I need to parse math formulas similar to those accepted by SymPy and transform them into some kind of left-to-right syntax tree, using Nearley this grammar.
The problem appears when I have an expression like a*sin(x)*y where sin is first recognised as a SY, and then as a FN. I think this is sort of a necessary evil if I want to be able to parse variables (that's what SY is for). The result is something like
[ { type: 'Symbol',
properties: { letter: 'a' },
children:
{ right:
{ type: 'Symbol',
properties: { letter: 'sin' },
children:
{ right:
{ type: 'Fn',
properties: { name: 'sin' },
children:
{ argument: { type: 'Symbol', properties: { letter: 'x' }, children: {} },
right: { type: 'Symbol', properties: { letter: 'y' }, children: {} } } } } } },
position: { x: 200, y: 200 } } ]
Even worse, when the expression is a*sin(x)^y, I get
[ { type: 'Symbol',
properties: { letter: 'a' },
children:
{ right:
{ type: 'Symbol',
properties: { letter: 'sin' },
children:
{ right:
{ type: 'Fn',
properties: { name: 'sin' },
children:
{ argument: { type: 'Symbol', properties: { letter: 'x' }, children: {} },
superscript: { type: 'Symbol', properties: { letter: 'y' }, children: {} },
right: [Circular] } } } } },
position: { x: 200, y: 200 } } ]
I presume [Circular] means there's some sort of wicked loop somewhere.

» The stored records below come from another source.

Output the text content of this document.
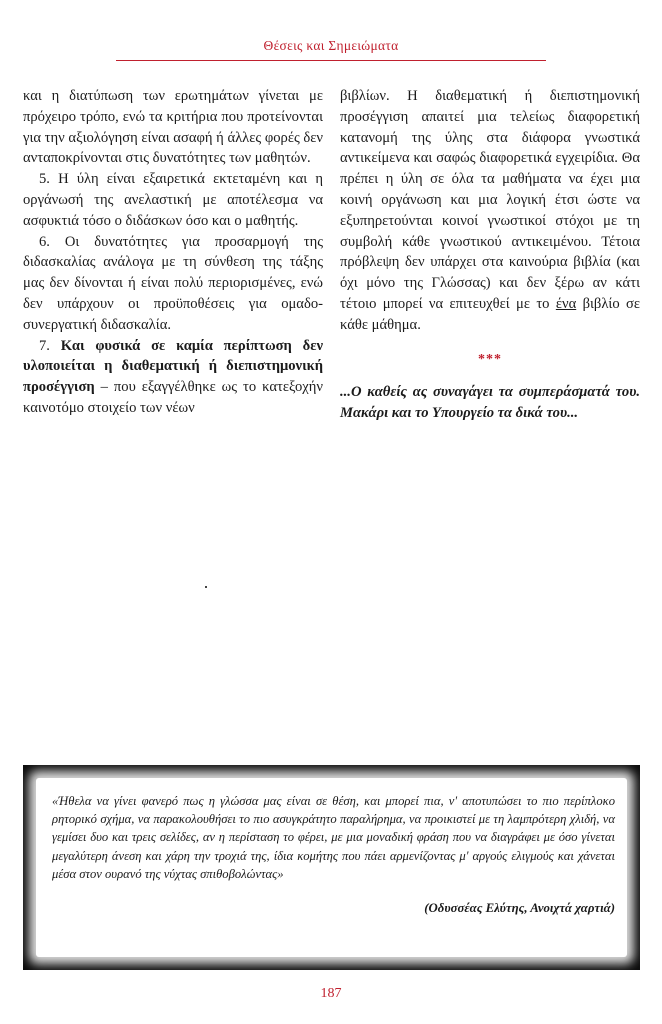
Θέσεις και Σημειώματα

και η διατύπωση των ερωτημάτων γίνεται με πρόχειρο τρόπο, ενώ τα κριτήρια που προτείνονται για την αξιολόγηση είναι ασαφή ή άλλες φορές δεν ανταποκρίνονται στις δυνατότητες των μαθητών.

5. Η ύλη είναι εξαιρετικά εκτεταμένη και η οργάνωσή της ανελαστική με αποτέλεσμα να ασφυκτιά τόσο ο διδάσκων όσο και ο μαθητής.

6. Οι δυνατότητες για προσαρμογή της διδασκαλίας ανάλογα με τη σύνθεση της τάξης μας δεν δίνονται ή είναι πολύ περιορισμένες, ενώ δεν υπάρχουν οι προϋποθέσεις για ομαδο-συνεργατική διδασκαλία.

7. Και φυσικά σε καμία περίπτωση δεν υλοποιείται η διαθεματική ή διεπιστημονική προσέγγιση – που εξαγγέλθηκε ως το κατεξοχήν καινοτόμο στοιχείο των νέων

βιβλίων. Η διαθεματική ή διεπιστημονική προσέγγιση απαιτεί μια τελείως διαφορετική κατανομή της ύλης στα διάφορα γνωστικά αντικείμενα και σαφώς διαφορετικά εγχειρίδια. Θα πρέπει η ύλη σε όλα τα μαθήματα να έχει μια κοινή οργάνωση και μια λογική έτσι ώστε να εξυπηρετούνται κοινοί γνωστικοί στόχοι με τη συμβολή κάθε γνωστικού αντικειμένου. Τέτοια πρόβλεψη δεν υπάρχει στα καινούρια βιβλία (και όχι μόνο της Γλώσσας) και δεν ξέρω αν κάτι τέτοιο μπορεί να επιτευχθεί με το ένα βιβλίο σε κάθε μάθημα.

***

...Ο καθείς ας συναγάγει τα συμπεράσματά του. Μακάρι και το Υπουργείο τα δικά του...

«Ήθελα να γίνει φανερό πως η γλώσσα μας είναι σε θέση, και μπορεί πια, ν' αποτυπώσει το πιο περίπλοκο ρητορικό σχήμα, να παρακολουθήσει το πιο ασυγκράτητο παραλήρημα, να προικιστεί με τη λαμπρότερη χλιδή, να γεμίσει δυο και τρεις σελίδες, αν η περίσταση το φέρει, με μια μοναδική φράση που να διαγράφει με όσο γίνεται μεγαλύτερη άνεση και χάρη την τροχιά της, ίδια κομήτης που πάει αρμενίζοντας μ' αργούς ελιγμούς και χάνεται μέσα στον ουρανό της νύχτας σπιθοβολώντας»

(Οδυσσέας Ελύτης, Ανοιχτά χαρτιά)
187
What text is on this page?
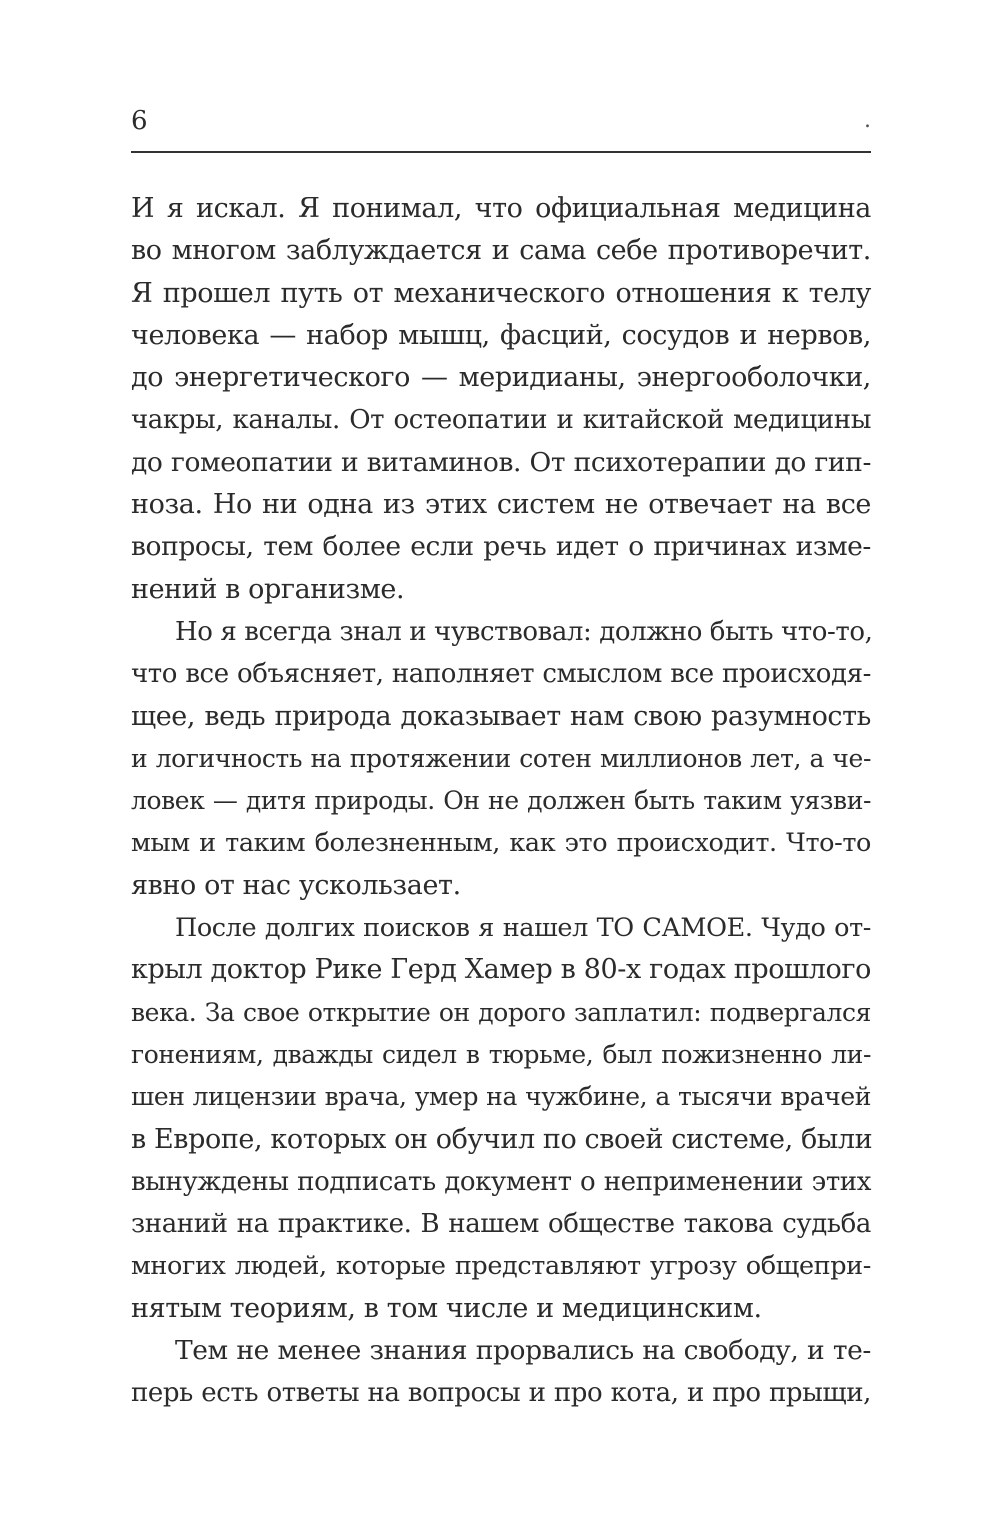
6	.
И я искал. Я понимал, что официальная медицина
во многом заблуждается и сама себе противоречит.
Я прошел путь от механического отношения к телу
человека — набор мышц, фасций, сосудов и нервов,
до энергетического — меридианы, энергооболочки,
чакры, каналы. От остеопатии и китайской медицины
до гомеопатии и витаминов. От психотерапии до гип-
ноза. Но ни одна из этих систем не отвечает на все
вопросы, тем более если речь идет о причинах изме-
нений в организме.
Но я всегда знал и чувствовал: должно быть что-то,
что все объясняет, наполняет смыслом все происходя-
щее, ведь природа доказывает нам свою разумность
и логичность на протяжении сотен миллионов лет, а че-
ловек — дитя природы. Он не должен быть таким уязви-
мым и таким болезненным, как это происходит. Что-то
явно от нас ускользает.
После долгих поисков я нашел ТО САМОЕ. Чудо от-
крыл доктор Рике Герд Хамер в 80-х годах прошлого
века. За свое открытие он дорого заплатил: подвергался
гонениям, дважды сидел в тюрьме, был пожизненно ли-
шен лицензии врача, умер на чужбине, а тысячи врачей
в Европе, которых он обучил по своей системе, были
вынуждены подписать документ о неприменении этих
знаний на практике. В нашем обществе такова судьба
многих людей, которые представляют угрозу общепри-
нятым теориям, в том числе и медицинским.
Тем не менее знания прорвались на свободу, и те-
перь есть ответы на вопросы и про кота, и про прыщи,
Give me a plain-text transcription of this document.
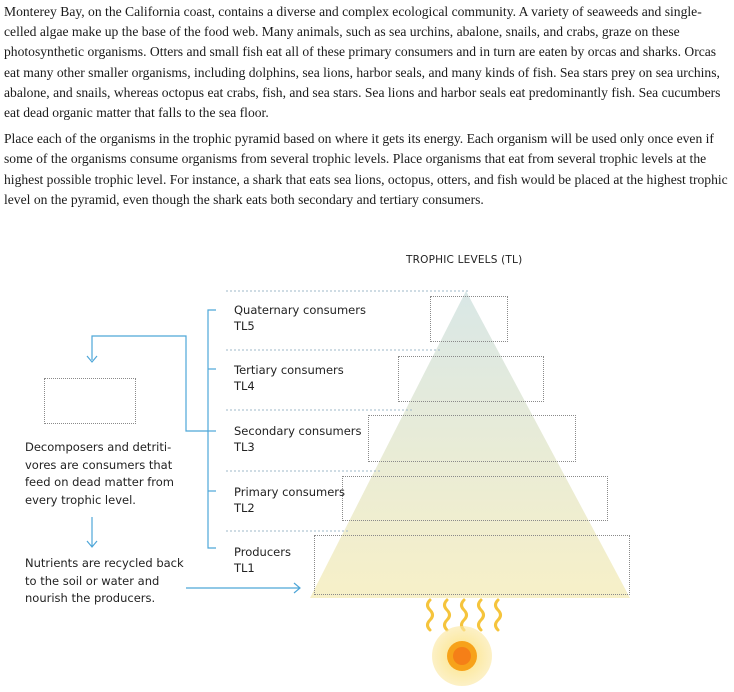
Monterey Bay, on the California coast, contains a diverse and complex ecological community. A variety of seaweeds and single-celled algae make up the base of the food web. Many animals, such as sea urchins, abalone, snails, and crabs, graze on these photosynthetic organisms. Otters and small fish eat all of these primary consumers and in turn are eaten by orcas and sharks. Orcas eat many other smaller organisms, including dolphins, sea lions, harbor seals, and many kinds of fish. Sea stars prey on sea urchins, abalone, and snails, whereas octopus eat crabs, fish, and sea stars. Sea lions and harbor seals eat predominantly fish. Sea cucumbers eat dead organic matter that falls to the sea floor.

Place each of the organisms in the trophic pyramid based on where it gets its energy. Each organism will be used only once even if some of the organisms consume organisms from several trophic levels. Place organisms that eat from several trophic levels at the highest possible trophic level. For instance, a shark that eats sea lions, octopus, otters, and fish would be placed at the highest trophic level on the pyramid, even though the shark eats both secondary and tertiary consumers.

TROPHIC LEVELS (TL)
Quaternary consumers
TL5
Tertiary consumers
TL4
Secondary consumers
TL3
Primary consumers
TL2
Producers
TL1
Decomposers and detriti-
vores are consumers that
feed on dead matter from
every trophic level.
Nutrients are recycled back
to the soil or water and
nourish the producers.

I suspect I could resolve the first issue above hardcoding a check that replaces the SY with the correct FN if the two "match", but I'd rather avoid such a botch-up. I have no clue as to what's happening with the second one -- though I have been on this for a full day and my mind is likely clouded. I'll investigate more once I get to the office today.
Any clues?
EDIT: I managed to "solve" the first issue (Fn as a child of a Symbol of the same name) with a horrible hack. The circular problem remains. I'm investigating, but I am probably going to find another horrible hack. I'd rather see a fix for the grammar rather than for the transformation functions, if at all possible.